Students need a Which?-style consumer information and advocacy organisation to help them make informed choices about what degree to choose and lobby to ensure they get the best possible value for money. If the government does not allow the price mechanism free reign in higher education (and few people in Europe want the American system) then the need for such a group is all the greater, because of the vast difference between cost (which would be nationally uniform in most systems) and value for money.

 An organisation that tracks graduate employment, student satisfaction and a host of other measures for each degree, and makes that information easy to find and compare, will serve prospective students far better than sit-ins and walk-outs by empowering them to make well-informed decisions. We’ve not got one yet because such an approach lacks the anti-capitalist style and class-warfare glamour with which much of the ‘student movement’ is so unhelpfully enamoured.

Monday 1 October 2012

Dilettante Campaigns: The USI doesn't amplify our voice, it drowns us out.

I'm new to the phenomenon of being able to blog on Facebook, but the Yes campaign in Trinity College's referendum on disaffiliation from the Union of Students in Ireland asked me to contribute a short article laying out why I was voting Yes to disaffiliation. You can read it here, or I've reproduced it below.

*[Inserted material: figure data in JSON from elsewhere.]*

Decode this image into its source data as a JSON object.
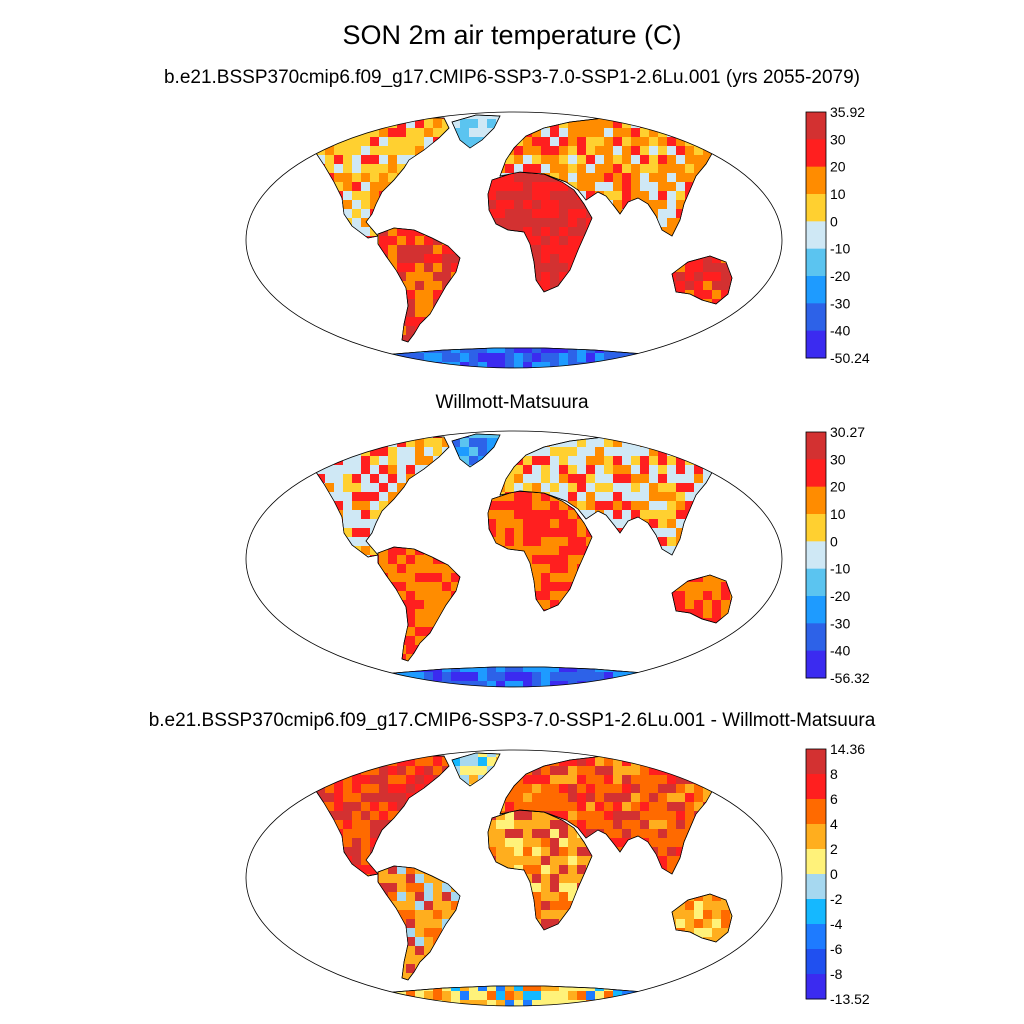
{
  "title": "SON 2m air temperature (C)",
  "panels": [
    {
      "title": "b.e21.BSSP370cmip6.f09_g17.CMIP6-SSP3-7.0-SSP1-2.6Lu.001 (yrs 2055-2079)",
      "colorbar": {
        "labels": [
          "35.92",
          "30",
          "20",
          "10",
          "0",
          "-10",
          "-20",
          "-30",
          "-40",
          "-50.24"
        ],
        "colors": [
          "#d33131",
          "#ff1f1f",
          "#ff8c00",
          "#ffd030",
          "#cfe8f5",
          "#5bc4f0",
          "#1e9bff",
          "#2d62e8",
          "#3b2bf0"
        ]
      },
      "regions": [
        {
          "name": "north-america",
          "colors": [
            "#ffd030",
            "#ff8c00",
            "#ff1f1f",
            "#cfe8f5"
          ]
        },
        {
          "name": "greenland",
          "colors": [
            "#cfe8f5",
            "#5bc4f0"
          ]
        },
        {
          "name": "south-america",
          "colors": [
            "#d33131",
            "#ff1f1f",
            "#ff8c00"
          ]
        },
        {
          "name": "africa",
          "colors": [
            "#d33131",
            "#ff1f1f"
          ]
        },
        {
          "name": "eurasia",
          "colors": [
            "#ff8c00",
            "#ffd030",
            "#cfe8f5",
            "#ff1f1f"
          ]
        },
        {
          "name": "australia",
          "colors": [
            "#ff1f1f",
            "#d33131",
            "#ff8c00"
          ]
        },
        {
          "name": "antarctica",
          "colors": [
            "#2d62e8",
            "#3b2bf0",
            "#1e9bff"
          ]
        }
      ]
    },
    {
      "title": "Willmott-Matsuura",
      "colorbar": {
        "labels": [
          "30.27",
          "30",
          "20",
          "10",
          "0",
          "-10",
          "-20",
          "-30",
          "-40",
          "-56.32"
        ],
        "colors": [
          "#d33131",
          "#ff1f1f",
          "#ff8c00",
          "#ffd030",
          "#cfe8f5",
          "#5bc4f0",
          "#1e9bff",
          "#2d62e8",
          "#3b2bf0"
        ]
      },
      "regions": [
        {
          "name": "north-america",
          "colors": [
            "#cfe8f5",
            "#ffd030",
            "#ff8c00",
            "#ff1f1f"
          ]
        },
        {
          "name": "greenland",
          "colors": [
            "#1e9bff",
            "#2d62e8",
            "#5bc4f0"
          ]
        },
        {
          "name": "south-america",
          "colors": [
            "#ff1f1f",
            "#ff8c00"
          ]
        },
        {
          "name": "africa",
          "colors": [
            "#ff1f1f",
            "#ff8c00"
          ]
        },
        {
          "name": "eurasia",
          "colors": [
            "#cfe8f5",
            "#ffd030",
            "#ff8c00",
            "#ff1f1f"
          ]
        },
        {
          "name": "australia",
          "colors": [
            "#ff1f1f",
            "#ff8c00"
          ]
        },
        {
          "name": "antarctica",
          "colors": [
            "#2d62e8",
            "#3b2bf0",
            "#1e9bff"
          ]
        }
      ]
    },
    {
      "title": "b.e21.BSSP370cmip6.f09_g17.CMIP6-SSP3-7.0-SSP1-2.6Lu.001 - Willmott-Matsuura",
      "colorbar": {
        "labels": [
          "14.36",
          "8",
          "6",
          "4",
          "2",
          "0",
          "-2",
          "-4",
          "-6",
          "-8",
          "-13.52"
        ],
        "colors": [
          "#d33131",
          "#ff1f1f",
          "#ff6a00",
          "#ffae1e",
          "#fff27a",
          "#a6d8f0",
          "#15b8ff",
          "#1e7bff",
          "#2050f0",
          "#3b2bf0"
        ]
      },
      "regions": [
        {
          "name": "north-america",
          "colors": [
            "#d33131",
            "#ff1f1f",
            "#ff6a00"
          ]
        },
        {
          "name": "greenland",
          "colors": [
            "#fff27a",
            "#a6d8f0",
            "#15b8ff",
            "#ffae1e"
          ]
        },
        {
          "name": "south-america",
          "colors": [
            "#ffae1e",
            "#ff6a00",
            "#d33131",
            "#a6d8f0"
          ]
        },
        {
          "name": "africa",
          "colors": [
            "#ffae1e",
            "#fff27a",
            "#ff6a00",
            "#d33131"
          ]
        },
        {
          "name": "eurasia",
          "colors": [
            "#ff6a00",
            "#ff1f1f",
            "#ffae1e",
            "#d33131"
          ]
        },
        {
          "name": "australia",
          "colors": [
            "#ffae1e",
            "#fff27a",
            "#ff6a00"
          ]
        },
        {
          "name": "antarctica",
          "colors": [
            "#fff27a",
            "#ffae1e",
            "#15b8ff",
            "#ff6a00",
            "#1e7bff"
          ]
        }
      ]
    }
  ]
}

The USI doesn't amplify our voice, it drowns it out

One of the key planks of the argument advanced by those who want to maintain Trinity’s affiliation to the Union of Students in Ireland is the notion that it provides us with national representation. The ‘Vote No’ section of the USI website reads:

“Through membership of USI, your students can ensure that their voice is heard on a national level with direct access to the Minister, Department of Education, Government and the Oireachtas.”

This does sound appealing, and supports one of their key lines that Trinity on its own is simply too small to effectively represent her students on the national stage. Yet giving that sentence a second thought reveals that it is predicated on a falsehood: that the USI currently represents Trinity students to any of those institutions.

There is a world of difference between the USI operating in our name, and actually representing our views. This referendum has been sought precisely because the USI is not representing Trinity students. The majority of Trinity students do not support a free education campaign, yet that is the course of action the USI has taken. We do not endorse occupations and other faux-radical tactics, yet still the USI deploys them.

This is a fundamental problem with being a perennial minority in an organisation that, via a democratic internal structure, has to represent the views of the majority of its members. The USI can point out that the views of Trinity students are in a minority nationally and that it is pursuing the policy preferences of the majority of Irish students as a whole.

But this doesn’t change the fact that our views are not represented. We are drowned out or, to stretch the ‘voice’ analogy, shouted down by the rest of the membership. Our participation in the USI does not mean that Trinity’s views are placed on the national stage. 

Thus the views that the USI takes to the Minister, Department of Education and so on are not our own at all. Rather than being represented, our numbers and prestigious institution are instead pressed into the service of promoting views with which we disagree.

USI membership is not a fundamental part of the student condition. It is an organisation that offers services in exchange for a substantial membership subscription, and members have every right to expect concrete benefits to justify continuing that membership.

First and foremost amongst those services is national representation, which for the reasons outlined above Trinity does not receive. If nobody can hear our voice through the USI megaphone, what reason is there to keep using it? Without the representation we’re entitled to expect, ‘solidarity’ is just another word for doing what we’re told.